Jack cardiologists have declared war on heart disease among African- Americans, the leading cause of death in the community. “It’s not justifiable to have a system where the average Black man has a lifespan of sixty-five to sixty-eight years while Caucasian women reach eighty to eighty-five,” declares Ola Akinboboye, M.D.
Dr. Akinboboye, a Nigerian-born heart specialist, was installed as the 14th national president of the Association of Black Cardiologists earlier this year. He is also the medical director of Laurelton Heart Specialist P.C. and Strong Health Medical P.C., located in Rosedale, N.Y., and an associate professor of clinical medicine at the Weill Medical College of Cornell University in New York. The association he now heads is bent on eliminating disparities in cardiac morbidity and mortality between Blacks and whites in the United States. “We have a specific immediate goal: reducing cardiac disparities by 20 percent by 2020. We’re planning to do this through appropriate relationships and community activities,” he says.
While improvements in the treatment and prevention of heart disease have reduced cardiovascular morbidity and mortality in the United States overall, the reductions in the African-American community lag behind the rest of the country. The Black cardiologists group is taking action on three key fronts: cultural competence, exercise and diet. These issues were high on the agenda at the Fourth Annual Cardiovascular Disease in African-Americans Conference, held on April 26 at the Wexner Medical Center at The Ohio State University’s Ross Heart Hospital Auditorium.
“We’re very aggressive in terms of being in the vanguard of action on cultural competence. People need to understand the impact of culture and should be factoring that into the equation when they interact with Black parents. The majority of Black people are treated by non-Black physicians,” Akinboboye says. While improved care will follow an improved understanding of cultural sensitivities, it is also equally important to talk to Black patients more in order to get them to adhere to the recommended therapies.
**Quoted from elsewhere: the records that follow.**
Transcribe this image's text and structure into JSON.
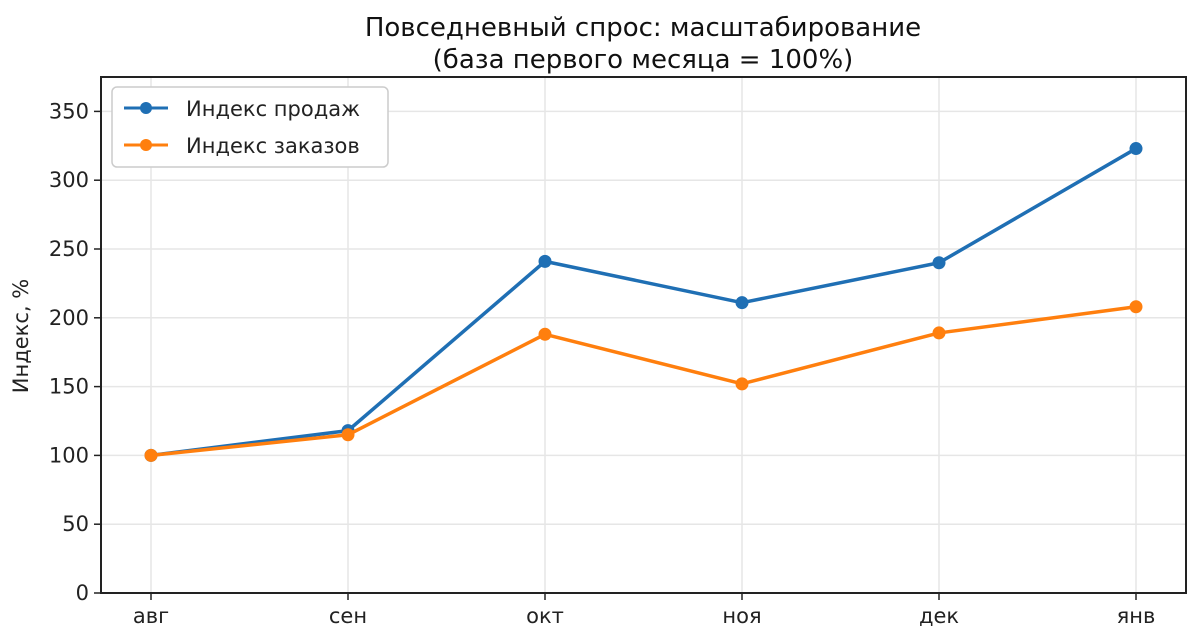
{
  "chart_data": {
    "type": "line",
    "title_line1": "Повседневный спрос: масштабирование",
    "title_line2": "(база первого месяца = 100%)",
    "xlabel": "",
    "ylabel": "Индекс, %",
    "categories": [
      "авг",
      "сен",
      "окт",
      "ноя",
      "дек",
      "янв"
    ],
    "series": [
      {
        "name": "Индекс продаж",
        "color": "#1f6fb4",
        "values": [
          100,
          118,
          241,
          211,
          240,
          323
        ]
      },
      {
        "name": "Индекс заказов",
        "color": "#ff7f0e",
        "values": [
          100,
          115,
          188,
          152,
          189,
          208
        ]
      }
    ],
    "ylim": [
      0,
      375
    ],
    "yticks": [
      0,
      50,
      100,
      150,
      200,
      250,
      300,
      350
    ],
    "grid": true,
    "legend_position": "top-left"
  }
}
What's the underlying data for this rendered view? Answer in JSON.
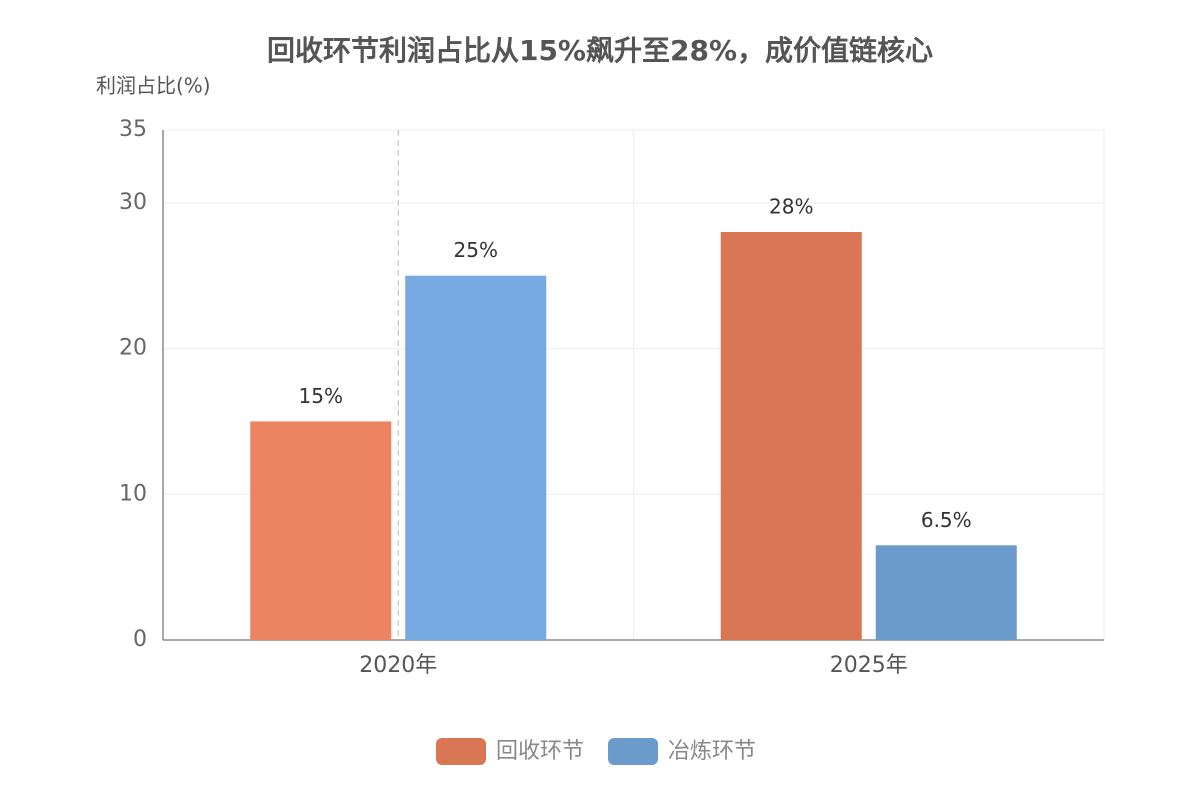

Exercise is a particularly nettlesome issue among Black women, where the excuse that ‘we can’t exercise because it will mess up my hair,’ is not uncommon. “These are things we have to challenge; things we’re trying to change,” Akinboboye says. “One of the commonest forms of exercise Black women can do is jumping rope. Unfortunately, once they graduate to their twenties they give it up. One reason you hear is, ‘we just do that to play around and when you have children and a family you don’t have time to play around.’ Jumping rope is a good exercise. If you’re good at it you should keep doing it.”
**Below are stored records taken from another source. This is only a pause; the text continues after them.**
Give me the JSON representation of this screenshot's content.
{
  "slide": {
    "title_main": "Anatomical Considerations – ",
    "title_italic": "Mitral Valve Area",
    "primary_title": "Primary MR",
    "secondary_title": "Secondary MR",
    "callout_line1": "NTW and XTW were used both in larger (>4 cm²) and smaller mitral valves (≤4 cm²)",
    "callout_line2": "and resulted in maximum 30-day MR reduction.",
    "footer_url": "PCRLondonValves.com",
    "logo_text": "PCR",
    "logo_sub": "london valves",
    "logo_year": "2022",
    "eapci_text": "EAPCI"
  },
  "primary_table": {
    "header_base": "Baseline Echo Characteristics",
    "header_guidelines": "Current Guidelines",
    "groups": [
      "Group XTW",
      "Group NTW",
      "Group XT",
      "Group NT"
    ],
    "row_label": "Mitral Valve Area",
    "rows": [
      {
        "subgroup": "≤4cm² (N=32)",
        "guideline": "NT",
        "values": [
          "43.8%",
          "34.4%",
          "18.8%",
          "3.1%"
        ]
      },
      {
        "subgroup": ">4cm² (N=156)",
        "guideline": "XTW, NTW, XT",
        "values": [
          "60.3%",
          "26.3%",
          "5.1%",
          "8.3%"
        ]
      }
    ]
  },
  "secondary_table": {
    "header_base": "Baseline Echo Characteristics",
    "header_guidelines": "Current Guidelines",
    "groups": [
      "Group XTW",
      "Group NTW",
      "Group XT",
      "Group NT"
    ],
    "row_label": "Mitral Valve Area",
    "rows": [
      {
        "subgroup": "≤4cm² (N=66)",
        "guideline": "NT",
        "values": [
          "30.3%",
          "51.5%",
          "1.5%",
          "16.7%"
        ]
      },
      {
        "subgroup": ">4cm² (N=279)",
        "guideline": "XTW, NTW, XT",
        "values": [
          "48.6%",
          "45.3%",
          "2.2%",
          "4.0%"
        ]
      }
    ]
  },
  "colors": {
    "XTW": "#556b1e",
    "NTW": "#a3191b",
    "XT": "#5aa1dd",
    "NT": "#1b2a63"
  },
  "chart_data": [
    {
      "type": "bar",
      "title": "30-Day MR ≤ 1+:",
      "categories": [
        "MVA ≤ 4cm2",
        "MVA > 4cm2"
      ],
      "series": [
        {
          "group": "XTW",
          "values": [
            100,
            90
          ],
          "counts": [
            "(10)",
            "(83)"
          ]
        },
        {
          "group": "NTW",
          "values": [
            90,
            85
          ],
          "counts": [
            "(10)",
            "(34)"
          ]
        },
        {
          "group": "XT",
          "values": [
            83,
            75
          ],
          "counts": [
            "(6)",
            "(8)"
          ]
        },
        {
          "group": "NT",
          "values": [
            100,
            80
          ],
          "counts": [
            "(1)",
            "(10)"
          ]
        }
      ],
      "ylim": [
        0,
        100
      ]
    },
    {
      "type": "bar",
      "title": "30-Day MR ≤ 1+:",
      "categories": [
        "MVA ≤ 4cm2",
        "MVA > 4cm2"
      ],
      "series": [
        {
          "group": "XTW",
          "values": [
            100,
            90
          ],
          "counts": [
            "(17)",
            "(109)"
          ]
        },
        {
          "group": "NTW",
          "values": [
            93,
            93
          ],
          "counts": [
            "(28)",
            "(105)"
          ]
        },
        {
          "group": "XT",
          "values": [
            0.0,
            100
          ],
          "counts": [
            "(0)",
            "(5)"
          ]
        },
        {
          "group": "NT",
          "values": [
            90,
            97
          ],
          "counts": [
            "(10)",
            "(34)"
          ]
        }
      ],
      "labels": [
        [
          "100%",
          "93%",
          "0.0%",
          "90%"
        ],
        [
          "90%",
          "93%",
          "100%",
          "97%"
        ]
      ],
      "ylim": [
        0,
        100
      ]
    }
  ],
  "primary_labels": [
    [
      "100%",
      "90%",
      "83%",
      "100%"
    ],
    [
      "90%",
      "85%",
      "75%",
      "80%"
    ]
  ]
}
On the diet front, the Black cardiologists are challenging popular notions of “soul food.” “We have to distinguish between soul food and slave food. People tend to associate Black culture with soul food that comprises things like ham hocks and the bottom parts of animals. That’s more slave food. Our forefathers had no choice but to eat like that. Soul food is vegetables from the ground that our great-great- grandfathers ate in Africa,” Akinboboye says.
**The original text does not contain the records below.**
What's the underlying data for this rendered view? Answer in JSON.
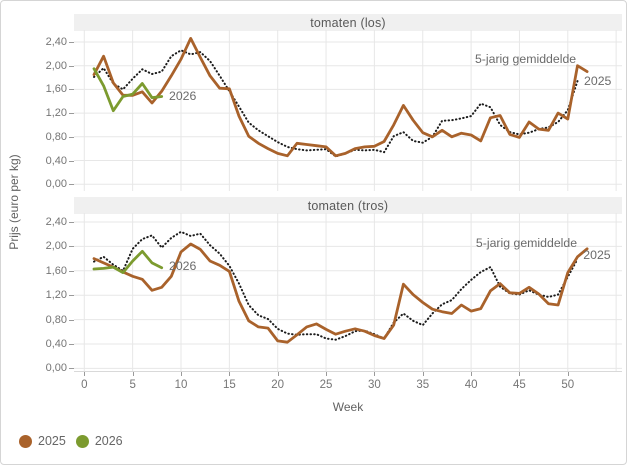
{
  "figure": {
    "y_axis_label": "Prijs (euro per kg)",
    "x_axis_label": "Week",
    "y_ticks": [
      "2,40",
      "2,00",
      "1,60",
      "1,20",
      "0,80",
      "0,40",
      "0,00"
    ],
    "y_tick_values": [
      2.4,
      2.0,
      1.6,
      1.2,
      0.8,
      0.4,
      0.0
    ],
    "x_ticks": [
      0,
      5,
      10,
      15,
      20,
      25,
      30,
      35,
      40,
      45,
      50
    ],
    "grid_weeks": [
      0,
      5,
      10,
      15,
      20,
      25,
      30,
      35,
      40,
      45,
      50,
      55
    ],
    "colors": {
      "series_2025": "#a9622b",
      "series_2026": "#7c9b2f",
      "series_avg": "#1c1c1c",
      "grid": "#e7e7e7",
      "strip_bg": "#f0f0f0",
      "tick_text": "#757575"
    },
    "legend": [
      {
        "label": "2025",
        "color": "#a9622b"
      },
      {
        "label": "2026",
        "color": "#7c9b2f"
      }
    ]
  },
  "chart_data": [
    {
      "type": "line",
      "title": "tomaten (los)",
      "xlabel": "Week",
      "ylabel": "Prijs (euro per kg)",
      "ylim": [
        0,
        2.6
      ],
      "x_start_week": 1,
      "series": [
        {
          "name": "5-jarig gemiddelde",
          "style": "dotted",
          "values": [
            1.81,
            1.96,
            1.7,
            1.6,
            1.78,
            1.94,
            1.86,
            1.9,
            2.16,
            2.26,
            2.19,
            2.23,
            2.08,
            1.83,
            1.57,
            1.31,
            1.04,
            0.91,
            0.81,
            0.71,
            0.63,
            0.59,
            0.57,
            0.58,
            0.59,
            0.47,
            0.52,
            0.58,
            0.57,
            0.58,
            0.54,
            0.81,
            0.88,
            0.73,
            0.7,
            0.8,
            1.07,
            1.08,
            1.11,
            1.15,
            1.36,
            1.3,
            1.0,
            0.88,
            0.84,
            0.87,
            0.93,
            0.96,
            1.05,
            1.25,
            1.74
          ]
        },
        {
          "name": "2025",
          "style": "solid",
          "color_key": "series_2025",
          "values": [
            1.85,
            2.16,
            1.71,
            1.5,
            1.5,
            1.56,
            1.37,
            1.57,
            1.83,
            2.11,
            2.46,
            2.14,
            1.83,
            1.62,
            1.61,
            1.15,
            0.81,
            0.69,
            0.6,
            0.52,
            0.48,
            0.69,
            0.67,
            0.65,
            0.63,
            0.48,
            0.52,
            0.6,
            0.63,
            0.64,
            0.72,
            1.0,
            1.33,
            1.08,
            0.87,
            0.8,
            0.91,
            0.8,
            0.86,
            0.83,
            0.73,
            1.12,
            1.16,
            0.84,
            0.79,
            1.05,
            0.93,
            0.91,
            1.2,
            1.1,
            2.0,
            1.9
          ]
        },
        {
          "name": "2026",
          "style": "solid",
          "color_key": "series_2026",
          "values": [
            1.95,
            1.66,
            1.24,
            1.48,
            1.52,
            1.7,
            1.46,
            1.48
          ]
        }
      ],
      "annotations": [
        {
          "text": "2026",
          "week": 8.76,
          "value": 1.49
        },
        {
          "text": "5-jarig gemiddelde",
          "week": 40.4,
          "value": 2.12
        },
        {
          "text": "2025",
          "week": 51.68,
          "value": 1.74
        }
      ]
    },
    {
      "type": "line",
      "title": "tomaten (tros)",
      "xlabel": "Week",
      "ylabel": "Prijs (euro per kg)",
      "ylim": [
        0,
        2.6
      ],
      "x_start_week": 1,
      "series": [
        {
          "name": "5-jarig gemiddelde",
          "style": "dotted",
          "values": [
            1.75,
            1.83,
            1.7,
            1.6,
            1.96,
            2.12,
            2.18,
            1.98,
            2.14,
            2.24,
            2.17,
            2.21,
            2.02,
            1.88,
            1.68,
            1.39,
            1.04,
            0.87,
            0.81,
            0.65,
            0.57,
            0.55,
            0.56,
            0.56,
            0.49,
            0.47,
            0.53,
            0.61,
            0.62,
            0.56,
            0.49,
            0.75,
            0.9,
            0.78,
            0.71,
            0.9,
            1.05,
            1.12,
            1.3,
            1.45,
            1.58,
            1.66,
            1.34,
            1.23,
            1.21,
            1.28,
            1.21,
            1.17,
            1.21,
            1.5,
            1.79
          ]
        },
        {
          "name": "2025",
          "style": "solid",
          "color_key": "series_2025",
          "values": [
            1.8,
            1.73,
            1.66,
            1.58,
            1.51,
            1.46,
            1.28,
            1.33,
            1.51,
            1.91,
            2.04,
            1.95,
            1.76,
            1.69,
            1.59,
            1.1,
            0.78,
            0.68,
            0.66,
            0.45,
            0.43,
            0.55,
            0.68,
            0.73,
            0.64,
            0.56,
            0.61,
            0.65,
            0.61,
            0.54,
            0.49,
            0.71,
            1.38,
            1.21,
            1.08,
            0.97,
            0.93,
            0.9,
            1.04,
            0.94,
            0.98,
            1.27,
            1.39,
            1.24,
            1.23,
            1.33,
            1.22,
            1.06,
            1.04,
            1.57,
            1.83,
            1.96
          ]
        },
        {
          "name": "2026",
          "style": "solid",
          "color_key": "series_2026",
          "values": [
            1.63,
            1.64,
            1.66,
            1.57,
            1.76,
            1.92,
            1.73,
            1.65
          ]
        }
      ],
      "annotations": [
        {
          "text": "2026",
          "week": 8.76,
          "value": 1.68
        },
        {
          "text": "5-jarig gemiddelde",
          "week": 40.5,
          "value": 2.05
        },
        {
          "text": "2025",
          "week": 51.6,
          "value": 1.86
        }
      ]
    }
  ]
}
A landmark 2002 Institutes of Medicine report, titled “Unequal Treatment: Confronting Racial and Ethnic Disparities in Health Care,” concluded that racial and ethnic minorities experience a lower quality of health-care services and are less likely to receive routine medical procedures compared to their white counterparts. In 2002, according to the American Heart Association, 74 percent of heart transplant patients in the United States were white and 77 percent were male.
Compared to whites, African-Americans — and in some cases, Hispanics — are less likely to receive appropriate cardiac medication, diagnostic procedures and surgery. Moreover, regardless of insurance coverage, African-Americans are less likely than nonminorities to receive many life-saving therapies, such as implantable cardioverter defibrillators or ICDs. When researchers sifted through 64,936 cases of patients treated under Medicare, they found that African-American Medicare patients received ICD devices at one-third the rate of whites. Only 33.4 percent of African-American men received ICDs, compared to 43.6 percent of white men. African-American females had the lowest rates of ICD use of 28.2 percent.